Terna updates business plan, share price steady

Published 26/03/2025, 11:20
© Reuters.

Investing.com -- Italian electricity company Terna (BIT:TRN) has announced updates to its FY24-FY28 business plan on the evening of March 25, which was followed by a presentation. The news led to a 0.5% increase in the company’s share price during Wednesday’s trading session.

The firm’s five-year capital expenditure (capex) has seen a rise of €1.1bn, or 7%, to €17.7bn. This increase is expected to result in a higher regulatory asset base (RAB) and growth in earnings. The company’s dividend policy has also been improved, leading to a higher dividend per share (DPS) for FY25 and FY26 than was previously indicated.

The new capex plan of €17.7bn, a 7% increase compared to the previous plan, should lead to a FY23-FY28 tariff RAB compound annual growth rate (CAGR) of 9% (to €31.8bn, 4% above the previous guidance). This increase is triggered by higher security and asset renewable investments. The company’s 10-year transmission development plan is expected to provide sufficient growth for another 15 years.

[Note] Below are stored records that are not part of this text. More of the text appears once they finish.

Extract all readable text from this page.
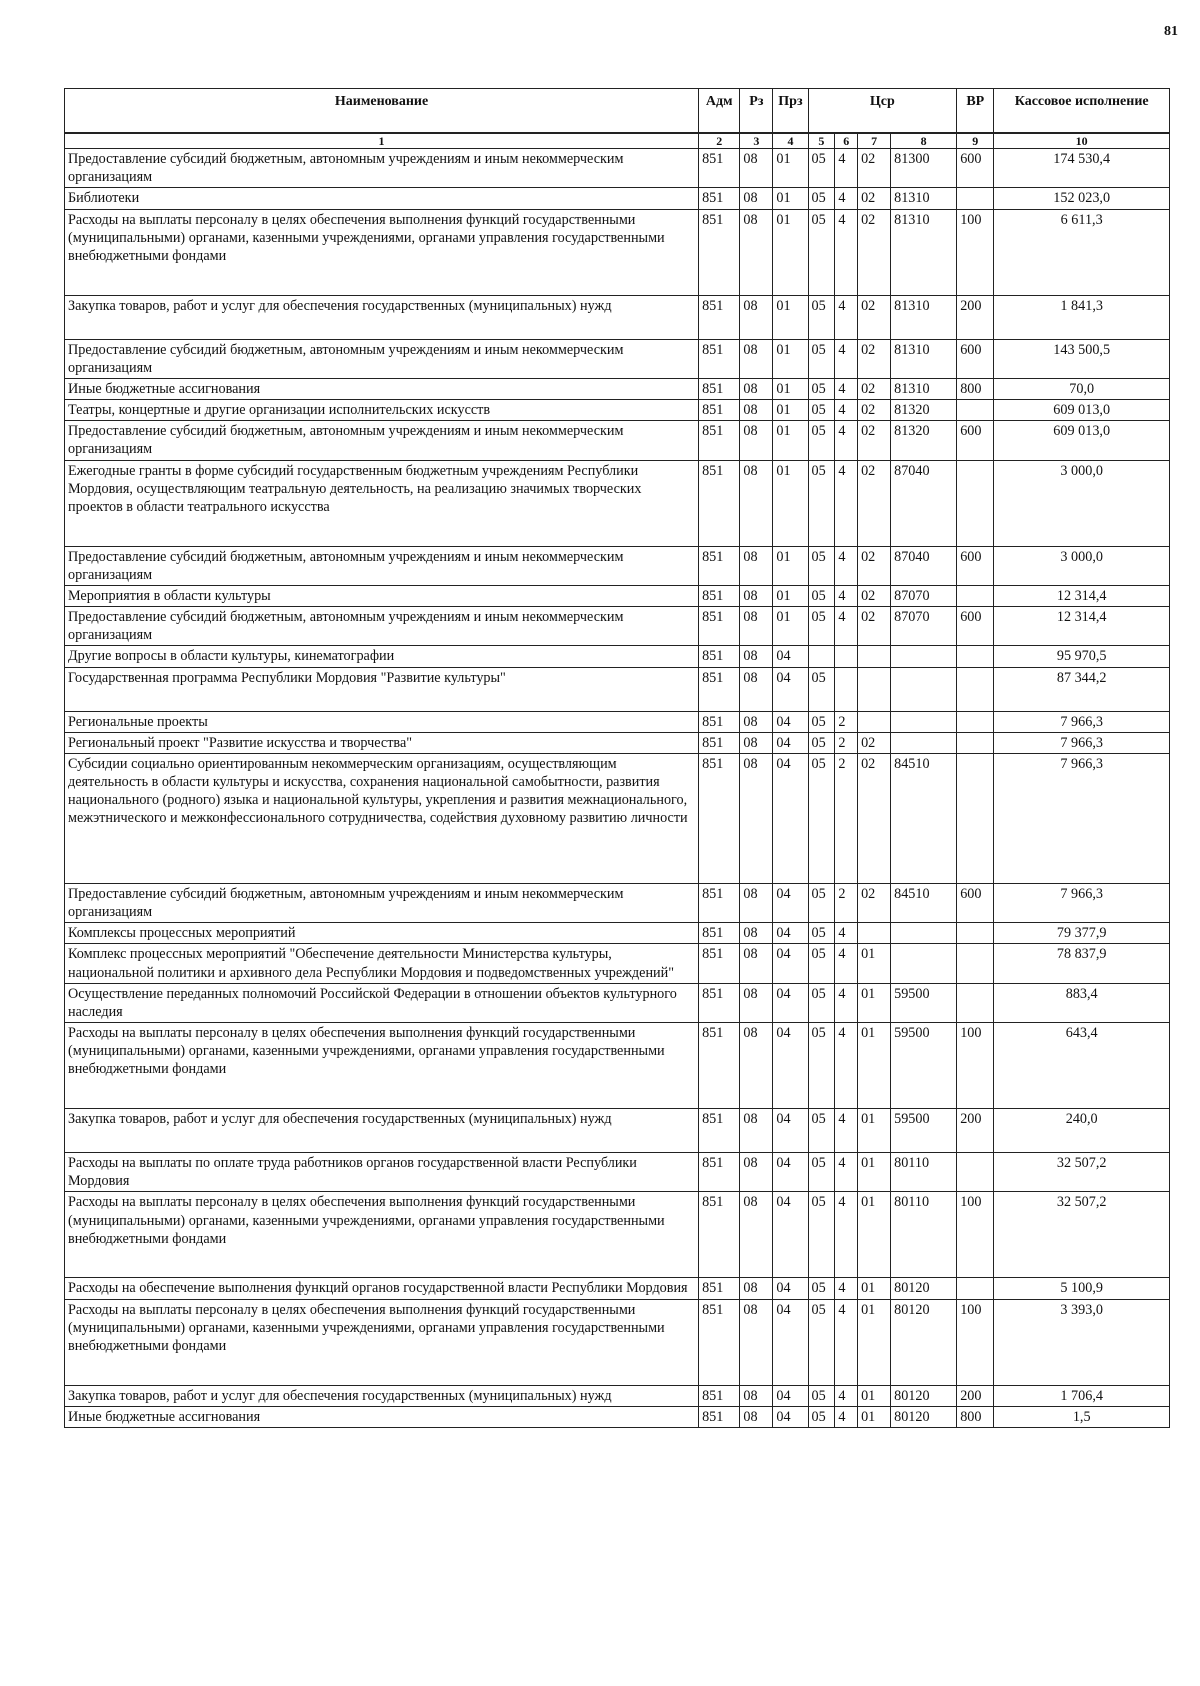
81
Наименование	Адм	Рз	Прз	Цср				ВР	Кассовое исполнение
1	2	3	4	5	6	7	8	9	10
Предоставление субсидий бюджетным, автономным учреждениям и иным некоммерческим организациям	851	08	01	05	4	02	81300	600	174 530,4
Библиотеки	851	08	01	05	4	02	81310		152 023,0
Расходы на выплаты персоналу в целях обеспечения выполнения функций государственными (муниципальными) органами, казенными учреждениями, органами управления государственными внебюджетными фондами	851	08	01	05	4	02	81310	100	6 611,3
Закупка товаров, работ и услуг для обеспечения государственных (муниципальных) нужд	851	08	01	05	4	02	81310	200	1 841,3
Предоставление субсидий бюджетным, автономным учреждениям и иным некоммерческим организациям	851	08	01	05	4	02	81310	600	143 500,5
Иные бюджетные ассигнования	851	08	01	05	4	02	81310	800	70,0
Театры, концертные и другие организации исполнительских искусств	851	08	01	05	4	02	81320		609 013,0
Предоставление субсидий бюджетным, автономным учреждениям и иным некоммерческим организациям	851	08	01	05	4	02	81320	600	609 013,0
Ежегодные гранты в форме субсидий государственным бюджетным учреждениям Республики Мордовия, осуществляющим театральную деятельность, на реализацию значимых творческих проектов в области театрального искусства	851	08	01	05	4	02	87040		3 000,0
Предоставление субсидий бюджетным, автономным учреждениям и иным некоммерческим организациям	851	08	01	05	4	02	87040	600	3 000,0
Мероприятия в области культуры	851	08	01	05	4	02	87070		12 314,4
Предоставление субсидий бюджетным, автономным учреждениям и иным некоммерческим организациям	851	08	01	05	4	02	87070	600	12 314,4
Другие вопросы в области культуры, кинематографии	851	08	04						95 970,5
Государственная программа Республики Мордовия "Развитие культуры"	851	08	04	05					87 344,2
Региональные проекты	851	08	04	05	2				7 966,3
Региональный проект "Развитие искусства и творчества"	851	08	04	05	2	02			7 966,3
Субсидии социально ориентированным некоммерческим организациям, осуществляющим деятельность в области культуры и искусства, сохранения национальной самобытности, развития национального (родного) языка и национальной культуры, укрепления и развития межнационального, межэтнического и межконфессионального сотрудничества, содействия духовному развитию личности	851	08	04	05	2	02	84510		7 966,3
Предоставление субсидий бюджетным, автономным учреждениям и иным некоммерческим организациям	851	08	04	05	2	02	84510	600	7 966,3
Комплексы процессных мероприятий	851	08	04	05	4				79 377,9
Комплекс процессных мероприятий "Обеспечение деятельности Министерства культуры, национальной политики и архивного дела Республики Мордовия и подведомственных учреждений"	851	08	04	05	4	01			78 837,9
Осуществление переданных полномочий Российской Федерации в отношении объектов культурного наследия	851	08	04	05	4	01	59500		883,4
Расходы на выплаты персоналу в целях обеспечения выполнения функций государственными (муниципальными) органами, казенными учреждениями, органами управления государственными внебюджетными фондами	851	08	04	05	4	01	59500	100	643,4
Закупка товаров, работ и услуг для обеспечения государственных (муниципальных) нужд	851	08	04	05	4	01	59500	200	240,0
Расходы на выплаты по оплате труда работников органов государственной власти Республики Мордовия	851	08	04	05	4	01	80110		32 507,2
Расходы на выплаты персоналу в целях обеспечения выполнения функций государственными (муниципальными) органами, казенными учреждениями, органами управления государственными внебюджетными фондами	851	08	04	05	4	01	80110	100	32 507,2
Расходы на обеспечение выполнения функций органов государственной власти Республики Мордовия	851	08	04	05	4	01	80120		5 100,9
Расходы на выплаты персоналу в целях обеспечения выполнения функций государственными (муниципальными) органами, казенными учреждениями, органами управления государственными внебюджетными фондами	851	08	04	05	4	01	80120	100	3 393,0
Закупка товаров, работ и услуг для обеспечения государственных (муниципальных) нужд	851	08	04	05	4	01	80120	200	1 706,4
Иные бюджетные ассигнования	851	08	04	05	4	01	80120	800	1,5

Terna also anticipates higher EBITDA and net income growth. Improved RAB growth trajectory, lower financial costs, better performance of non-regulated activities, and an improved outlook for output-based incentives should lead to €3.36bn of EBITDA in FY28. This is a 3.4% increase compared to the previous plan, and 2.5% above Bloomberg consensus.

This should also result in €1.19bn of net income in FY28, 8% above the previous guidance, and 4% above Bloomberg consensus estimates. FY25 guidance also indicates a potential wave of estimate upgrades.

The company’s dividend policy has been improved, leading to an effective increase in FY25/FY26 DPS. However, the FY23-FY28 DPS compound annual growth rate (CAGR) of 4% remains unchanged.

The new dividend policy assumes the FY25 and FY26 DPS to be at FY24 level, while the DPS for FY27 and FY28 will be in line with the previous one. Consequently, the FY25 DPS increases by 7.9% compared to the previous policy, while the FY26 DPS increases by 3.8%. However, the FY24-FY28 DPS growth remains relatively modest at just 1%.